Emma is smart and funny and a friend to all that she meets. She is a special little girl in lots of ways. You know, we all say that our children are special and unique -- but Miss Emma Grace really does take the cake because she is the only person in the world just like her. And she baffles doctors every day. How cool is that?
When Emma Grace was born, her mommy and daddy (my brother and sister-in-love) were told that she would only live for a month. Doctors told her parents to go home and love on her and take care of her and enjoy her for the next month. After a month, they decided she wouldn't live for a year. And after a year, well . . . they just didn't know what to think. Now Emma is 12. Yep, you read that correctly. Our super-special girl is 12 years old and she walks and talks and dances and shares JOY wherever she goes.

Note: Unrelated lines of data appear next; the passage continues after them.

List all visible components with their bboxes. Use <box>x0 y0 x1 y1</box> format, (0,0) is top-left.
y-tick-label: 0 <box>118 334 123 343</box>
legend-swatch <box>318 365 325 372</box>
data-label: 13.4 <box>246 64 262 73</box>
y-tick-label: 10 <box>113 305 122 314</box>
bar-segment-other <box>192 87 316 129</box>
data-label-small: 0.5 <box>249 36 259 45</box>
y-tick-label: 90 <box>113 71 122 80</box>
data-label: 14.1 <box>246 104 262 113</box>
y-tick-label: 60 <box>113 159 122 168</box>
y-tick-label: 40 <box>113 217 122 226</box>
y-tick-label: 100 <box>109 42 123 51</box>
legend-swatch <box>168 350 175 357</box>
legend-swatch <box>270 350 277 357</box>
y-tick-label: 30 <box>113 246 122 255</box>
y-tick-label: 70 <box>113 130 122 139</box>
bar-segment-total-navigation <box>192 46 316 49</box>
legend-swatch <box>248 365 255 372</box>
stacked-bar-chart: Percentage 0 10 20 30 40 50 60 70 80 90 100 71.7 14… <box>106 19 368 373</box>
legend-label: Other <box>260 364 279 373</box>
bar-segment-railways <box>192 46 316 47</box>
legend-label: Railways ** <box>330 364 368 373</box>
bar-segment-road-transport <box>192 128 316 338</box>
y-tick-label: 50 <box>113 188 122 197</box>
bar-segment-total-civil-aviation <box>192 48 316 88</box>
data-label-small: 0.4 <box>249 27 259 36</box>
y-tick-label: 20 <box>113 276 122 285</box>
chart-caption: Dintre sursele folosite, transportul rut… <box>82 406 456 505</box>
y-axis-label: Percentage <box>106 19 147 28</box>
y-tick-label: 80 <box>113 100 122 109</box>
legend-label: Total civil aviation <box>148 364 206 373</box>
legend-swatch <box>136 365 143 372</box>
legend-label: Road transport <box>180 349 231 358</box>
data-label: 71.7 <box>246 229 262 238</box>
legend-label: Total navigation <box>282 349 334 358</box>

I received this email this week and I wanted to share it with all of you, my dear friends. As 2015 draws to a close, there are several ways that we can all help each other be our very best self.
Dear friends and family,
As you read this email, I want you to go back in time with us about 12 years. Imagine sitting in a sterile doctor's office with your spouse and 3 week old baby and hear these words. "We are sorry to tell you that your child has a rare chromosome abnormality, so rare that we are almost sure there is no one like her in the world. We are going to try to give you some helpful literature to read at home. It will be very important for you to make appointments with a neurosurgeon, a cardiologist, a urologist and and ophthalmologist. Your daughter will probably never walk or talk. We wish we had more information for you. Enjoy your time with her."
That was our story and that was a moment that has been forever etched in our minds and hearts. We cried more than we knew was humanly possible . . . but . . . not long after the shock of this appointment, we made 2 unspoken promises to Emma Grace:
1. We would try our best to make her life as normal as possible and
2. We will celebrate EVERYTHING.Over the years we have celebrated a lot!! We celebrated the first time Emma drank out of a straw, the first time she sat up, the first time she stood, the first time she walked, the first time she talked, the first time she wrote her name. We also celebrated the first time she rode the school bus, the first time she jumped in the swimming pool, the first day of middle school. We have celebrated A LOT in the past 12 years.
Today we invite you to celebrate with us. Help us celebrate the awesome place where Emma rides every week, Horse and Buddy. Horse and Buddy is a nonprofit riding program that serves over 100 individuals with special needs in our community. Horse and Buddy thrives off of the generous donations it receives from supporters like you. Since Emma has been riding, we have noticed a boost in her confidence and drastic improvement in her agility and skill in riding.
Please consider making a donation in Emma’s name this holiday season. You can click on the link below and make a donation online.
Please make sure to mention Emma Whittington when you make your donation.
For those of you who wish to send a check, please make your check payable to Horse and Buddy and put Emma Whittington in the memo of the check.
Checks can be mailed to:
Horse and Buddy
PO Box 675
Apex, NC 27502
Thank you for celebrating with us,
Kathy and Rick Whittington
If you feel so led to be a part of the Buddy Derby, that would be great. Your support will help extra special children have extra boosts of confidence and every single penny makes a difference in the lives of others.
Our Emma Grace is a one-of-a-kind miracle and we treasure her. Isn't it wonderful to be able to see first-hand miracles every day of our lives? Thank you for reading and loving our girl alongside us.
Because this day has GREAT potential!